Background on the HRBPO Business
In October 2004, Hewitt acquired Exult Inc. from General Atlantic in a 100% stock deal valued at $602MM. Exult forms the base of Hewitt’s current HRBPO business. The rationale for this acquisition was defensive. The old management feared that Exult, if owned by a competitor, would attack Hewitt’s core benefits outsourcing business as this service would be bundled with a broader outsourcing offering provided by Exult. With the benefit of hindsight, these concerns have proven largely exaggerated. In 2005, in an attempt to build the HRBPO business, Hewitt’s old management signed up 13 new contracts at overly aggressive terms. Consequently, Hewitt’s financials have been obscured due to large losses in its HRBPO business unit and the Company trades at a discount to its peer group. Hewitt has only recently started to disclose selected HRBPO numbers separately allowing investors to value this business separately. I believe the losses from the HRBPO business are peaking and profitability will improve significantly going forward as the newly appointed CEO implements his restructuring plan in 2007.
Investment Strengths
Excluding the HRBPO loss, HEW currently trades at 6.9x LTM EBITDA (9.0x including the loss). On EBIT basis, HEW trades at 9.4x LTM (excluding the HRBPO loss) while the peer group is at 13.3x. On a LTM P/E basis (excluding the HRBPO loss), HEW trades at 15.8x. However, if we adjust earnings for the recently announced $750MM share repurchase program, the multiple accretes to 13.8x (well below peer group median of 21.3x).
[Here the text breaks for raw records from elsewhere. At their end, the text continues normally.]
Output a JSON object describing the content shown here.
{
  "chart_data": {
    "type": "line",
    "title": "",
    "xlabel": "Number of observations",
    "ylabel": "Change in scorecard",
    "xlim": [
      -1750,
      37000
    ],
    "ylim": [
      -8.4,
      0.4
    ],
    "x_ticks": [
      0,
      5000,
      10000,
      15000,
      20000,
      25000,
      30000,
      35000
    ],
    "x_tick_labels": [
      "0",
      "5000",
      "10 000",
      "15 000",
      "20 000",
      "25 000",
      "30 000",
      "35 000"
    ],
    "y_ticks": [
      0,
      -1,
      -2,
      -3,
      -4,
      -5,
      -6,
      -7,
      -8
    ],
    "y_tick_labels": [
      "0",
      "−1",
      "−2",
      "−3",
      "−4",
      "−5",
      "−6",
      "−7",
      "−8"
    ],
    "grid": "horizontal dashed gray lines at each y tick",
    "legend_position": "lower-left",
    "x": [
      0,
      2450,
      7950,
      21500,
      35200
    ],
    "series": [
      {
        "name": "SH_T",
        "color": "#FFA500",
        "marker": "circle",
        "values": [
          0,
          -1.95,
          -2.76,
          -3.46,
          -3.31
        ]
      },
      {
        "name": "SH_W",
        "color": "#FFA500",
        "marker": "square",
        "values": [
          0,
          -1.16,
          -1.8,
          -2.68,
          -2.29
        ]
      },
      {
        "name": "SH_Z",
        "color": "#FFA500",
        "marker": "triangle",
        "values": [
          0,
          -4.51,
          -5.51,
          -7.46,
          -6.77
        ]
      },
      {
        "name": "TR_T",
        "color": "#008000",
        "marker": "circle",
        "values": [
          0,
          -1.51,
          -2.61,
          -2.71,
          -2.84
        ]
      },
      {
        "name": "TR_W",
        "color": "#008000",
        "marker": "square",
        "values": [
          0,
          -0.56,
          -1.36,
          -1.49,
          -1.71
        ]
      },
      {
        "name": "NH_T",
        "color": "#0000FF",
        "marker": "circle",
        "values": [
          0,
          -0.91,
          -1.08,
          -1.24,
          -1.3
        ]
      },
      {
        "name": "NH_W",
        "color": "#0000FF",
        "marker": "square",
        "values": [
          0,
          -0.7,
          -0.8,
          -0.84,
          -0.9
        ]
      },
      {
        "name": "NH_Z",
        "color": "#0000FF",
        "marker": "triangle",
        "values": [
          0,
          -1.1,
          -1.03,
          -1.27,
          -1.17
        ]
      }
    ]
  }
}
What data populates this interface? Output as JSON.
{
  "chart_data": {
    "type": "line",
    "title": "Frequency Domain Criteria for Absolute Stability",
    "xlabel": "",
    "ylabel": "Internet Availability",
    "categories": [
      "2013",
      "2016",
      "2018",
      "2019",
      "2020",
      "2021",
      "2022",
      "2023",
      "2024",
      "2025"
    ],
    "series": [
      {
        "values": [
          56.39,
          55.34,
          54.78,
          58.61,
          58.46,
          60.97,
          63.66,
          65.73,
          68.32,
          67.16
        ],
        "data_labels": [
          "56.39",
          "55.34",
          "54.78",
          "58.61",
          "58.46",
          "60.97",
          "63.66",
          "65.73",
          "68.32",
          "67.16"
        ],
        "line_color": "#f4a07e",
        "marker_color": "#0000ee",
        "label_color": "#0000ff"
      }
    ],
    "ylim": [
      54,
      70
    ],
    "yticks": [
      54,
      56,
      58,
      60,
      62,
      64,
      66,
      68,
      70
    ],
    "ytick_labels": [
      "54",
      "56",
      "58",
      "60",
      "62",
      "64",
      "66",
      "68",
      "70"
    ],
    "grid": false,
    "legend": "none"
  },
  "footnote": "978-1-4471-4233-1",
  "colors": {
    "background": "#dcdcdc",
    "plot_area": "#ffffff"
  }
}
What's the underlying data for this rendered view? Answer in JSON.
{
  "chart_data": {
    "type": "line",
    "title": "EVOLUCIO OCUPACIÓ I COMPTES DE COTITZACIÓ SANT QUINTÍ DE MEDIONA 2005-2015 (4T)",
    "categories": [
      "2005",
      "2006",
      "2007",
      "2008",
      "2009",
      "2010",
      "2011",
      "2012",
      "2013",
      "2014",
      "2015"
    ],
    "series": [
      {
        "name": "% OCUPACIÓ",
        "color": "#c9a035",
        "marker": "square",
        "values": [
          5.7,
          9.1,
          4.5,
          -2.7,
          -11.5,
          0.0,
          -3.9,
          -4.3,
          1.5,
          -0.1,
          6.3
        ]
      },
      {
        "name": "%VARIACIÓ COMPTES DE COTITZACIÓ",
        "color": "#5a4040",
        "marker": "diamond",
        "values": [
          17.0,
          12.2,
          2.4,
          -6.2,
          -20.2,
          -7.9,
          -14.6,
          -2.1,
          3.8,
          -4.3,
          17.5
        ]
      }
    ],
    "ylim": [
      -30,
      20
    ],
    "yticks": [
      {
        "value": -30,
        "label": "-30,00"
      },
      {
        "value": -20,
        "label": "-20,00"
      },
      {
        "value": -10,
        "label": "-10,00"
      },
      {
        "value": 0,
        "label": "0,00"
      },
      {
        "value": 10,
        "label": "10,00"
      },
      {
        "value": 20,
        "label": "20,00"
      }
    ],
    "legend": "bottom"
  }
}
Mixed sell-side sentiment – Analyst opinions on HEW vary a great deal. For instance, on November 2, Goldman Sachs published a report re-iterating their sell recommendation and assigned HEW as one of their “least favorite picks” (though they recently took HEW off the list). Goldman has a $21 price target which they base on their proprietary “regression-based valuation framework”, which, in my view, does not incorporate the hidden value of the core business that is being masked by the HRBPO losses. On the other hand, Citigroup has a $32.50 price target and the analyst is bullish on the turnaround story. In my view the lack of analyst consensus has driven the stock price down and is part of the reason why this investment opportunity exists.